La norma anti - ribaltone
La riforma "garantisce il rispetto del voto popolare e la continuità del mandato elettorale conferito dagli elettori, prevedendo che il Presidente del Consiglio dei ministri in carica possa essere sostituito solo da un parlamentare della maggioranza e solo al fine di proseguire nell’attuazione del medesimo programma di Governo. L'eventuale cessazione del mandato del sostituto così individuato determina lo scioglimento delle Camere".
Incarico di 5 anni al premier
"Fissa in cinque anni la durata dell'incarico del Presidente del Consiglio, favorendo la stabilità del Governo e dell’indirizzo politico".

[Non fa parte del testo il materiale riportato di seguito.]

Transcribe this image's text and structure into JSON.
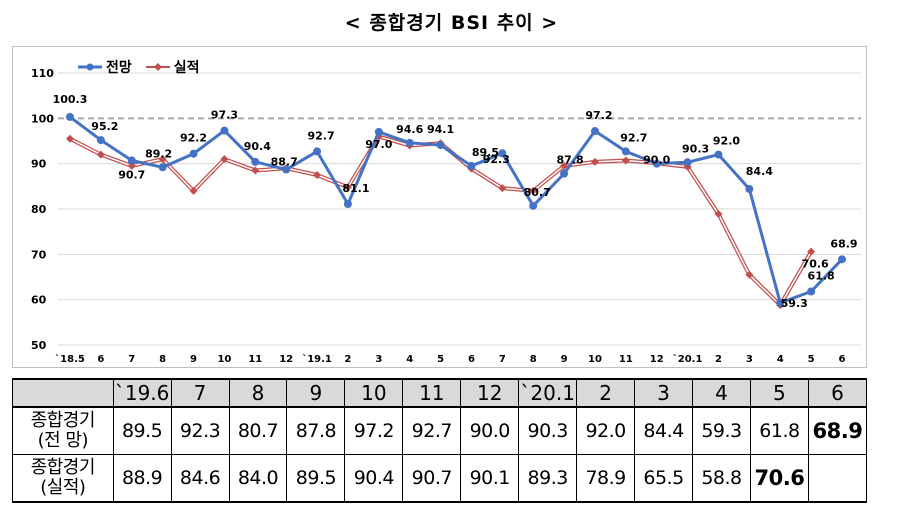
{
  "title": "< 종합경기 BSI 추이 >",
  "colors": {
    "forecast": "#4472c4",
    "actual": "#c0504d",
    "grid": "#d9d9d9",
    "reference": "#a6a6a6"
  },
  "chart_data": {
    "type": "line",
    "title": "< 종합경기 BSI 추이 >",
    "xlabel": "",
    "ylabel": "",
    "ylim": [
      50,
      110
    ],
    "yticks": [
      "50",
      "60",
      "70",
      "80",
      "90",
      "100",
      "110"
    ],
    "reference_line": 100,
    "legend": "top-left",
    "categories": [
      "`18.5",
      "6",
      "7",
      "8",
      "9",
      "10",
      "11",
      "12",
      "`19.1",
      "2",
      "3",
      "4",
      "5",
      "6",
      "7",
      "8",
      "9",
      "10",
      "11",
      "12",
      "`20.1",
      "2",
      "3",
      "4",
      "5",
      "6"
    ],
    "series": [
      {
        "name": "전망",
        "values": [
          100.3,
          95.2,
          90.7,
          89.2,
          92.2,
          97.3,
          90.4,
          88.7,
          92.7,
          81.1,
          97.0,
          94.6,
          94.1,
          89.5,
          92.3,
          80.7,
          87.8,
          97.2,
          92.7,
          90.0,
          90.3,
          92.0,
          84.4,
          59.3,
          61.8,
          68.9
        ],
        "labels": [
          "100.3",
          "95.2",
          "90.7",
          "89.2",
          "92.2",
          "97.3",
          "90.4",
          "88.7",
          "92.7",
          "81.1",
          "97.0",
          "94.6",
          "94.1",
          "89.5",
          "92.3",
          "80.7",
          "87.8",
          "97.2",
          "92.7",
          "90.0",
          "90.3",
          "92.0",
          "84.4",
          "59.3",
          "61.8",
          "68.9"
        ]
      },
      {
        "name": "실적",
        "values": [
          95.5,
          92.0,
          89.5,
          91.0,
          84.0,
          91.0,
          88.5,
          89.0,
          87.5,
          84.8,
          96.0,
          94.0,
          94.5,
          88.9,
          84.6,
          84.0,
          89.5,
          90.4,
          90.7,
          90.1,
          89.3,
          78.9,
          65.5,
          58.8,
          70.6,
          null
        ]
      }
    ]
  },
  "table": {
    "header": [
      "",
      "`19.6",
      "7",
      "8",
      "9",
      "10",
      "11",
      "12",
      "`20.1",
      "2",
      "3",
      "4",
      "5",
      "6"
    ],
    "rows": [
      {
        "label_line1": "종합경기",
        "label_line2": "(전 망)",
        "values": [
          "89.5",
          "92.3",
          "80.7",
          "87.8",
          "97.2",
          "92.7",
          "90.0",
          "90.3",
          "92.0",
          "84.4",
          "59.3",
          "61.8",
          "68.9"
        ]
      },
      {
        "label_line1": "종합경기",
        "label_line2": "(실적)",
        "values": [
          "88.9",
          "84.6",
          "84.0",
          "89.5",
          "90.4",
          "90.7",
          "90.1",
          "89.3",
          "78.9",
          "65.5",
          "58.8",
          "70.6",
          ""
        ]
      }
    ]
  }
}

Abolizione dei senatori a vita
La riforma, infine, «supera la categoria dei senatori a vita di nomina del Presidente della Repubblica, precisando che i senatori a vita già nominati restano comunque in carica». Il testo «si ispira a un criterio minimale di modifica della Costituzione vigente - si legge nel comunicato finale del Consiglio dei ministri - in modo da operare in continuità con la tradizione costituzionale e parlamentare italiana e da preservare al massimo grado le prerogative del Presidente della Repubblica, figura chiave dell’unità nazionale». Le opposizioni insorgono con i soliti tema a loro cari: dittatura e populismo.
I pareri di destra e sinistra
La segretaria del Pd: «Progetto pasticciato che limita le prerogative del Quirinale». Per la Schlein «Premierato pericoloso, smantella il parlamentarismo». Critiche anche dal resto dell’opposizione riassunte così: «È una riforma populista promossa da una leader populista».
Non la pensa così il centro destra e il presidente Meloni. È una «riforma costituzionale che introduce l'elezione diretta del presidente del consiglio e garantisce due obiettivi che dall'inizio ci siamo impegnati a realizzare: il diritto cittadini a decidere da chi farsi governare, mettendo fine a ribaltoni, giochi di palazzo e governi tecnici» o «passati sulla testa dei cittadini», ha detto la premier Giorgia Meloni in conferenza stampa.
L'altro obiettivo è «garantire che governi chi è stato scelto dal popolo» con «stabilità».
Vi consegno alcuni dati: negli ultimi 75 anni l’Italia ha avuto 68 governi con una vita media di circa 1,5 anni. Ecco cosa è accaduto in Italia e in Europa negli ultimi 20 anni (2002-2022): in Italia abbiamo avuto 9 presidenti del consiglio con 12 governi diversi, in Francia ci sono stati 4 presidenti, in Germania 3 cancellieri. Nello stesso periodo Francia e Germania sono cresciute di oltre il 20%, l’Italia meno del 4%.
Direi che questi numeri bastato a far comprendere la buona fede della riforma costituzionale, voluta e votata dal centro destra in Consiglio dei ministri. È chiaro che non siamo innanzi alla volontà di instaurare una dittatura anzi si vuol dare stabilità al paese, evitando che il voto degli italiani venga buttano nel cestino il giorno dopo con un tecnico deciso a tavolino come presidente del Consiglio e perché non magari riportare gli italiani a votare perché responsabilizzati ulteriormente.